Kafka and Pulsar both run as services on Linux; more precisely, they operate within the JVM and have no direct interaction with the native Linux system. Strictly speaking, they do not belong to the domain of system-level programming. So why choose C/C++ as the underlying language? This choice clearly results in reduced development efficiency and increased complexity.

My perspective is that Kafka and Pulsar, as messaging queues, have become de facto industrial standards, having matured and stabilized over nearly eight years. Could we not reimplement them in a lower-level language to reap greater benefits in performance and stability? With some enhancements, might we transform them into first-class native Linux processes, achieving a level of integration and efficiency akin to that of the Linux kernel’s own services?

Through extensive research, it has become evident that C/C++ is gradually becoming a sunset language, nearing its twilight. Its successor, Rust, which emerged around 2010, has spent over a decade steadily conquering the domain of systems programming. Even the notoriously exacting Linus Torvalds could no longer ignore Rust’s presence; in a recent kernel update, he resolutely overcame opposition from the C community to formally integrate Rust into the Linux kernel mainline for the first time.

Google has employed Rust for years in Android’s low-level development, claiming efficiency and safety several times superior to C++. The CTO of Microsoft Azure has even recommended that new projects move away from C/C++ in favor of Rust. Amazon AWS, notably, has recruited key Rust contributors and utilized Rust to build innovative projects such as the new S3 backend storage and the renowned Firecracker microVM.

Against this backdrop, I decisively chose Rust as the development language for StoneMQ. Admittedly, Rust has a steep learning curve, a common critique among developers. However, while challenging, it is by no means insurmountable. Moreover, system developers constitute a relatively small niche within the broader developer community, so widespread adoption is not imperative.

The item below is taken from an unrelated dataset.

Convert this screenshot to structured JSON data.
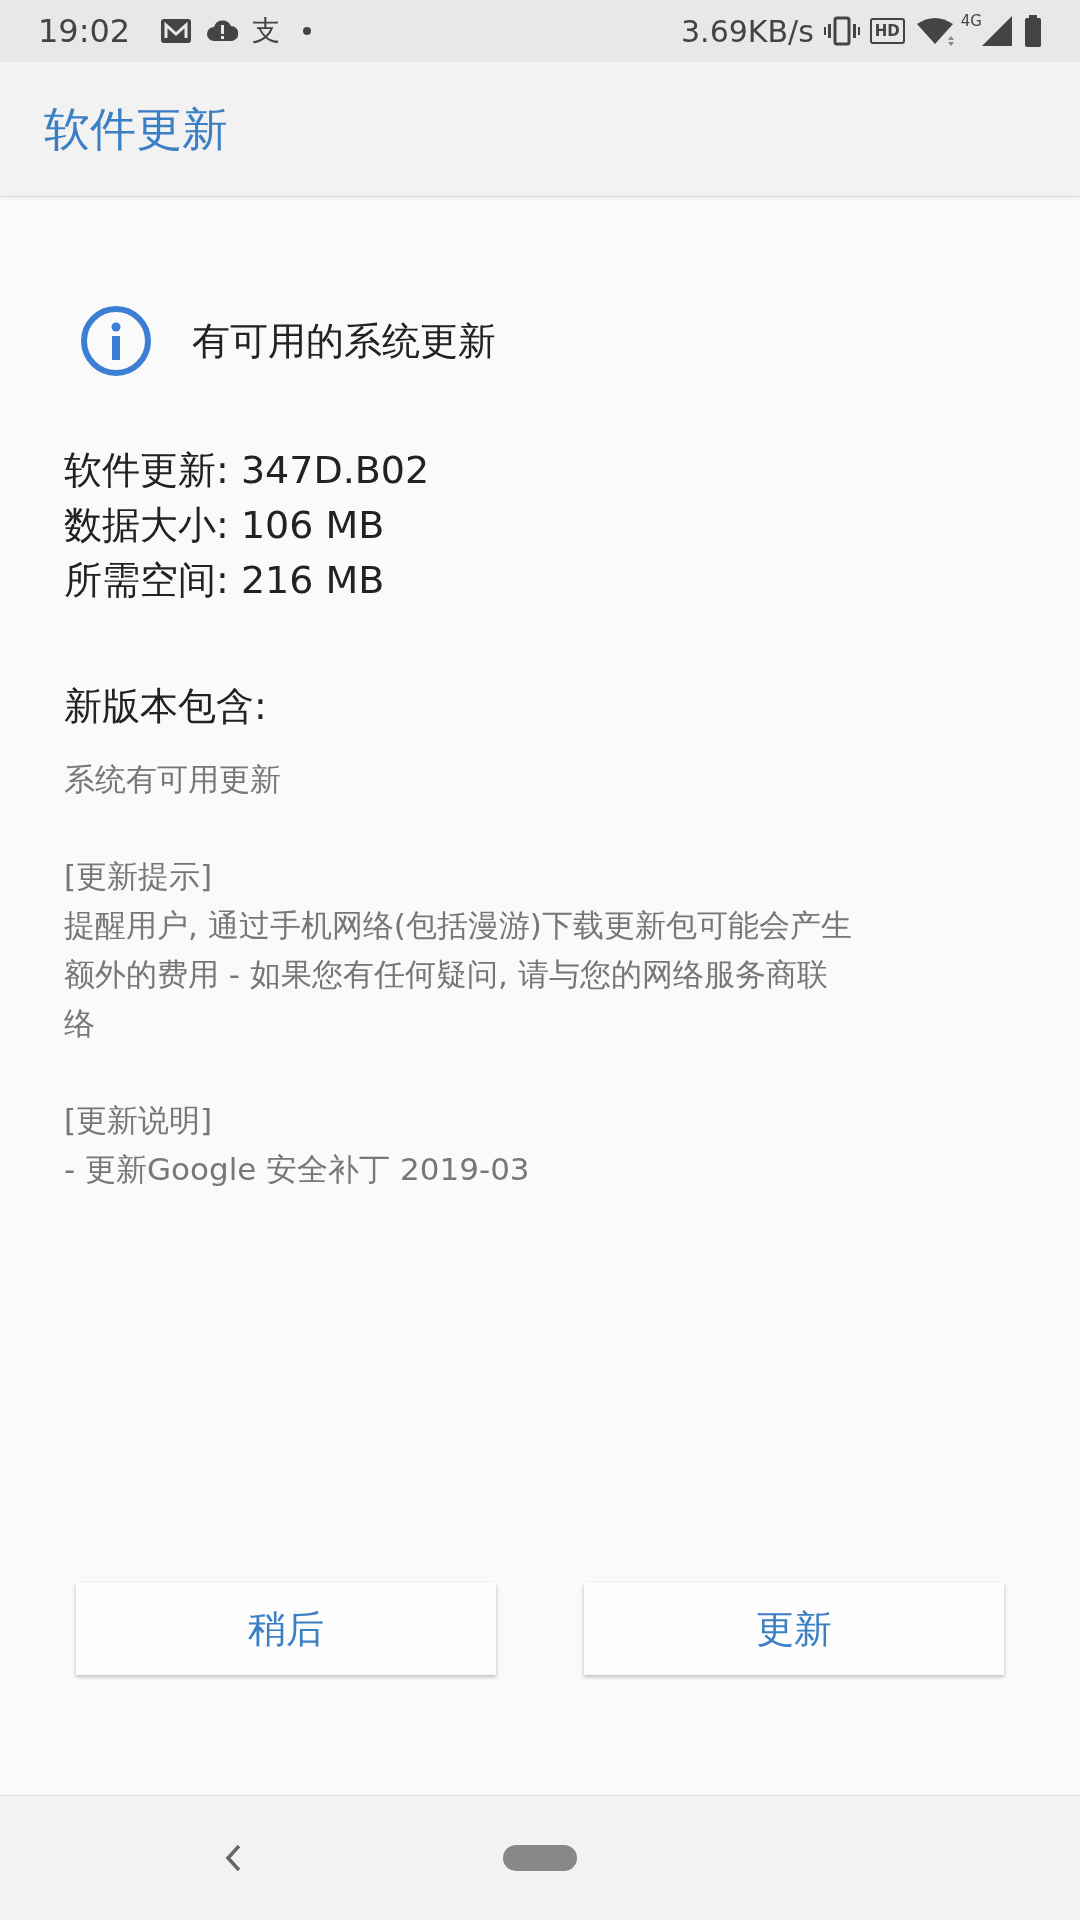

After a year of iterative development—learning Rust while coding—StoneMQ has encountered and anticipated numerous pitfalls. Here, I summarize some of these lessons, with plans to elaborate further in the future, hoping to aid others in avoiding similar missteps. (Repository: https://github.com/jonefeewang/stonemq)

Though StoneMQ was developed concurrently with my Rust learning journey, it was built to exacting standards: first, to outperform Kafka in terms of performance; second, to maintain clear and readable code. Achieving these goals demanded meticulous attention to design and optimization throughout development. StoneMQ underwent two major restructurings and numerous minor refactorings—details of which can be explored through its extensive git commit history.

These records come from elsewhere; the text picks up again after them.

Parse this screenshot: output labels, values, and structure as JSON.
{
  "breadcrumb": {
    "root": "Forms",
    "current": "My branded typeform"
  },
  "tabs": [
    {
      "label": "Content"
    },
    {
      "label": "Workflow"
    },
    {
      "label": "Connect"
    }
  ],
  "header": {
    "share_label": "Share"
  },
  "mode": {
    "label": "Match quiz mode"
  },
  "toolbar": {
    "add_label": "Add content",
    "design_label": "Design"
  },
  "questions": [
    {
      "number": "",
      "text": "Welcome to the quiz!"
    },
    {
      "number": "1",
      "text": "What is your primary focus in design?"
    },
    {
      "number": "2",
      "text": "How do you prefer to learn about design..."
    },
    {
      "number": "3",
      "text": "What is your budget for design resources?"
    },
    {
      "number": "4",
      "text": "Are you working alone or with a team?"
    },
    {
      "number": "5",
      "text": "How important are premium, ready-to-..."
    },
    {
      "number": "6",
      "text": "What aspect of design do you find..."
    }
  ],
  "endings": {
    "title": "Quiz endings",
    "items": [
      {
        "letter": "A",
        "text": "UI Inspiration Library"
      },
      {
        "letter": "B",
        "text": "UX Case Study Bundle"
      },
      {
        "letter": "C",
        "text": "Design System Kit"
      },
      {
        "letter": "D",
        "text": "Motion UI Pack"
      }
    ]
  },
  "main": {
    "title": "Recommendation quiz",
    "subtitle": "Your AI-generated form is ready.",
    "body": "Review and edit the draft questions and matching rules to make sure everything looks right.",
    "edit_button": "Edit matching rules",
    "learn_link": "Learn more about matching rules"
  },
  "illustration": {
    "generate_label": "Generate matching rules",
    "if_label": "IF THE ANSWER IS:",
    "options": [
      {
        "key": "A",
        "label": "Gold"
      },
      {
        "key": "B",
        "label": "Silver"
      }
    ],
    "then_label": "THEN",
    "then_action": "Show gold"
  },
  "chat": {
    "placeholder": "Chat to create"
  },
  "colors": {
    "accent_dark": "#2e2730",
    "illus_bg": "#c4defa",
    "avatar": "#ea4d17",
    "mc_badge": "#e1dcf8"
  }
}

1. Avoid Turning Functions into async Whenever Possible

In Rust, declaring a function as async fn compiles it into a state machine, and its invocation yields a Future. While asynchronous functions enable more concise code, excessive use of async—especially when applied to logic that could be executed synchronously—results in:

Additional overhead from the Future state machine;
Proliferation of tasks (e.g., Tokio tasks);
Increased load on the backend scheduler.

Therefore, the best practice when designing asynchronous interfaces is to prefer synchronous functions for logic that can run synchronously, reserving async functions solely for genuinely asynchronous operations.

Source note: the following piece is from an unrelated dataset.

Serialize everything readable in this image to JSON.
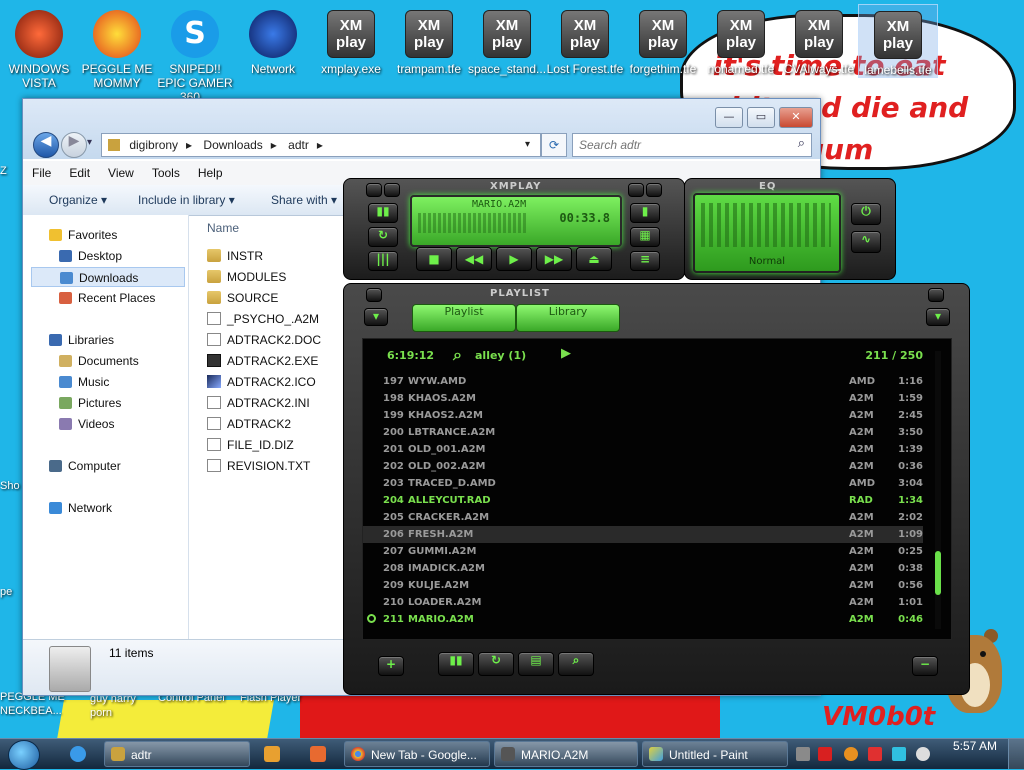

If only a portion of a function requires asynchronous handling, separate the synchronous logic from the asynchronous part. This approach allows finer control over task granularity and scheduling overhead, ultimately enhancing overall efficiency and responsiveness.

Consider the following example:

// INEFFICIENT: Entire function is async, though only the IO operations require
async fn fetch_and_parse(url: &str) -> anyhow::Result<Data> {
    let body = reqwest::get(url).await?.text().await?;
    let parsed = serde_json::from_str::<Data>(&body)?;
    Ok(parsed)
}

// EFFICIENT: Separate synchronous parsing from asynchronous downloading
async fn fetch_and_parse(url: &str) -> anyhow::Result<Data> {
    let body = reqwest::get(url).await?.text().await?;
    Ok(parse_json(&body)?)              // parse_json is sync
}

fn parse_json(raw: &str) -> anyhow::Result<Data> {
    Ok(serde_json::from_str(raw)?)
}

2. Minimize the Number of Tokio Tasks

The Tokio runtime manages asynchronous operations by scheduling tasks across CPU cores. Excessive task counts can cause several issues:

Frequent task switching leads to CPU cache thrashing, degrading pipeline efficiency;
The scheduler may engage in “busy waiting” among numerous idle tasks, wasting CPU cycles;
Excessive task preemption slows response times and increases latency.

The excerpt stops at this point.